ただ、討伐するくらいならだれでもできるってさ。」
「そうでしたか・・・討伐だけでも可、と書かれていましたが・・・報酬はまた別と言う事だったのですね。
数匹程生け捕りにしておいて良かったですね。」
「そうだな・・・それじゃ、ハルトが風邪をひく前に家に戻ろうか。」
服が完全に乾いていない状態を見た魔王たちはひとまず家に戻り、風呂に入ってから夕食を取ることになった。
「あぁ~~いい湯だ・・・にしても今日は今日でアレだけやってたったの36万か・・・他にいい依頼とか仕事は無いのだろうか・・・・」
「そうですねぇ~天界でならいい仕事を紹介できるのでござるよ?」
1人で風呂に入っていたはずが・・・どこかしらから懐かしい声が聞こえ・・・探してみると、体をワッシャワッシャと洗うアズラえるの姿があった。
「おまッ!?もごごごご!?!?!?」
「静かにデース!!こういう場面をあの人たちに見られれば立場的に悪いのはハルトの方デースよ?
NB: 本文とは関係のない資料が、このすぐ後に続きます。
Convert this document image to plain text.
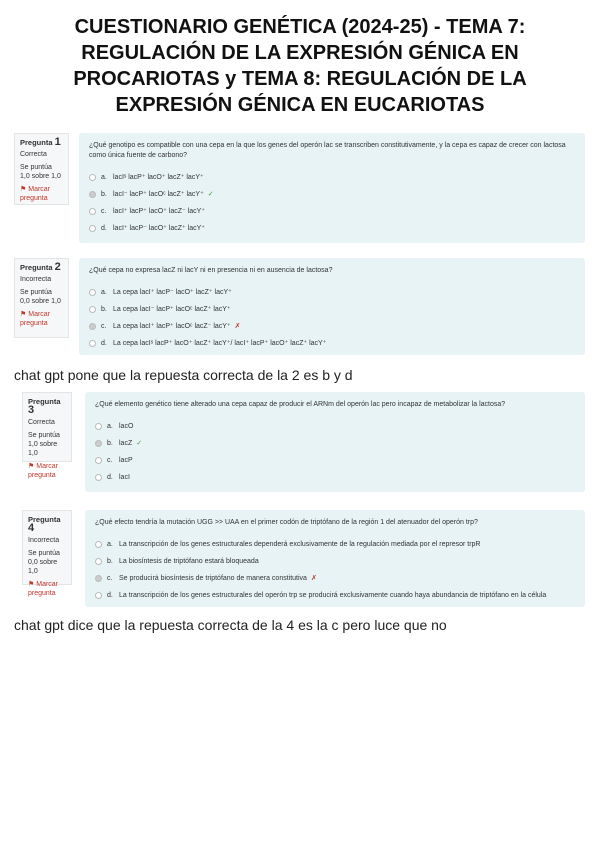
CUESTIONARIO GENÉTICA (2024-25) - TEMA 7: REGULACIÓN DE LA EXPRESIÓN GÉNICA EN PROCARIOTAS y TEMA 8: REGULACIÓN DE LA EXPRESIÓN GÉNICA EN EUCARIOTAS
Pregunta 1
Correcta
Se puntúa 1,0 sobre 1,0
⚑ Marcar pregunta
¿Qué genotipo es compatible con una cepa en la que los genes del operón lac se transcriben constitutivamente, y la cepa es capaz de crecer con lactosa como única fuente de carbono?
a. lacIˢ lacP⁺ lacO⁺ lacZ⁺ lacY⁺
b. lacI⁻ lacP⁺ lacOᶜ lacZ⁺ lacY⁺ ✓
c. lacI⁺ lacP⁺ lacO⁺ lacZ⁻ lacY⁺
d. lacI⁺ lacP⁻ lacO⁺ lacZ⁺ lacY⁺
Pregunta 2
Incorrecta
Se puntúa 0,0 sobre 1,0
⚑ Marcar pregunta
¿Qué cepa no expresa lacZ ni lacY ni en presencia ni en ausencia de lactosa?
a. La cepa lacI⁺ lacP⁻ lacO⁺ lacZ⁺ lacY⁺
b. La cepa lacI⁻ lacP⁺ lacOᶜ lacZ⁺ lacY⁺
c. La cepa lacI⁺ lacP⁺ lacOᶜ lacZ⁻ lacY⁺ ✗
d. La cepa lacIˢ lacP⁺ lacO⁺ lacZ⁺ lacY⁺/ lacI⁺ lacP⁺ lacO⁺ lacZ⁺ lacY⁺
Pregunta 3
Correcta
Se puntúa 1,0 sobre 1,0
⚑ Marcar pregunta
¿Qué elemento genético tiene alterado una cepa capaz de producir el ARNm del operón lac pero incapaz de metabolizar la lactosa?
a. lacO
b. lacZ ✓
c. lacP
d. lacI
Pregunta 4
Incorrecta
Se puntúa 0,0 sobre 1,0
⚑ Marcar pregunta
¿Qué efecto tendría la mutación UGG >> UAA en el primer codón de triptófano de la región 1 del atenuador del operón trp?
a. La transcripción de los genes estructurales dependerá exclusivamente de la regulación mediada por el represor trpR
b. La biosíntesis de triptófano estará bloqueada
c. Se producirá biosíntesis de triptófano de manera constitutiva ✗
d. La transcripción de los genes estructurales del operón trp se producirá exclusivamente cuando haya abundancia de triptófano en la célula
chat gpt pone que la repuesta correcta de la 2 es b y d
chat gpt dice que la repuesta correcta de la 4 es la c pero luce que no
ハイハイ、静かになったところで・・・それじゃ・・・まずはどうして私がここにいるのかというと・・・・
ジャジャーン!!死の天使の職に無事に就くことができたので報告に・・・・
と、そんなコトを自慢をしに来たんじゃないでした・・・えほんッ私が来た理由・・・それは。
私、他の世界に転勤になっちゃいました~と、言っても・・・どの世界に行くのか全くなんだけども・・・ハルトには言っておこうかなと思ってね。
長い付き合いでもかと言ってそれほど短い付き合いでもなかったけど・・・ひとまずお別れ!!でも、私・・・泣かない!!だって、死の天使だもん!!!
と、言うわけで・・・何かあったら
それじゃ・・・・バハハ~~イ。」
言葉の弾幕をアズラえるはハルトに浴びせるだけ浴びせると・・・・メルトやキルりんたちに挨拶をすることなく天井をぶち抜いて消えて行き、ハルトは何も見ず聞かなかった事にして体を洗って風呂を上がると・・・メルトたちと夕食を食べに向かうのであった。